There was no way we were going to hive off surreptitiously to a far corner and consume these privileged delicacies. So what we did was divide the chicken or fish into 27 portions—basically a tiny mouthful each for the entire community of detainees.
The same practice applied when the five diabetics got milk instead of the sickly-sweet powdered orange juice. They would splash a dash of milk into the cups of the rest of the community.
Among the many memories of my time in detention, this sharing of food and drink stands out most graphically.

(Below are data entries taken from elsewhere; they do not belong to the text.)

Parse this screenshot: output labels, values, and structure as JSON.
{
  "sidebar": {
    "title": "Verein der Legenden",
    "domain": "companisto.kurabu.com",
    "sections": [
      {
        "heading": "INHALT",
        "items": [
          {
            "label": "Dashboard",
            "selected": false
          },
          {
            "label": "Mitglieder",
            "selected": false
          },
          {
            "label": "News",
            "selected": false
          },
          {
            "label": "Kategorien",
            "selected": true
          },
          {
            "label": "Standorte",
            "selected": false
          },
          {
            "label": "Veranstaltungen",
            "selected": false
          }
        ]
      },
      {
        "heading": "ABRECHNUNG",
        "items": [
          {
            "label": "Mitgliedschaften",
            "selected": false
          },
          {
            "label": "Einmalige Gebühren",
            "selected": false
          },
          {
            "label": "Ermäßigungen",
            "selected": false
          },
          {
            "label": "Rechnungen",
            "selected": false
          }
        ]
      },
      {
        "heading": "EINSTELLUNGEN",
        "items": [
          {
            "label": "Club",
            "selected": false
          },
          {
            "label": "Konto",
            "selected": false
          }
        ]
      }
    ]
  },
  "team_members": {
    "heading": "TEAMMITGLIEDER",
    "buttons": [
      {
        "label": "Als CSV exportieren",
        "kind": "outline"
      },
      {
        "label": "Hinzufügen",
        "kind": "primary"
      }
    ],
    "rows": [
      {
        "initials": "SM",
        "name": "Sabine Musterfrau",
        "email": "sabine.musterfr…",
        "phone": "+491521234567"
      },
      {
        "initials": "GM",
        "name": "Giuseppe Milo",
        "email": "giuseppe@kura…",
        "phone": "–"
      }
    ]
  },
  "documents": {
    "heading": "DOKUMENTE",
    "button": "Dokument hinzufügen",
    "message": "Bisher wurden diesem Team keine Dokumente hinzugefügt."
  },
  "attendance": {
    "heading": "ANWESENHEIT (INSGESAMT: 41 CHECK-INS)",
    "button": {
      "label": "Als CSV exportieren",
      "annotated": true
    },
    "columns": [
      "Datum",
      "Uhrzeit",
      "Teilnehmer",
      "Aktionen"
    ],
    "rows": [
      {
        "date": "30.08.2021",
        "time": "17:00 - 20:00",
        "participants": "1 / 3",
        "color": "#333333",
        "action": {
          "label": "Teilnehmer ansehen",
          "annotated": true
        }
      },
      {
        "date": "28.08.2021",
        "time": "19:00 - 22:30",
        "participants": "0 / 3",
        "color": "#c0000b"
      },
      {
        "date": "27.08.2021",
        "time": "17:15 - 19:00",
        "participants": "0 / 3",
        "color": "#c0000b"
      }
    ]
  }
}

It was more than the fact that the gesture afforded no more than a taster—it was the principle of solidarity that was experienced in real life terms.
How true this must be too for the age of coronavirus!
But don’t let me start preaching, which is an occupational hazard. Let me simply express deep gratitude for the many acts of solidarity and community I have experienced through others these past months: messages sent, messages forwarded, little humorous video clips on WhatsApp, phone calls— and, yes, food and drink too, far in excess of the tiny morsels of chicken and fish I gave away those many years ago.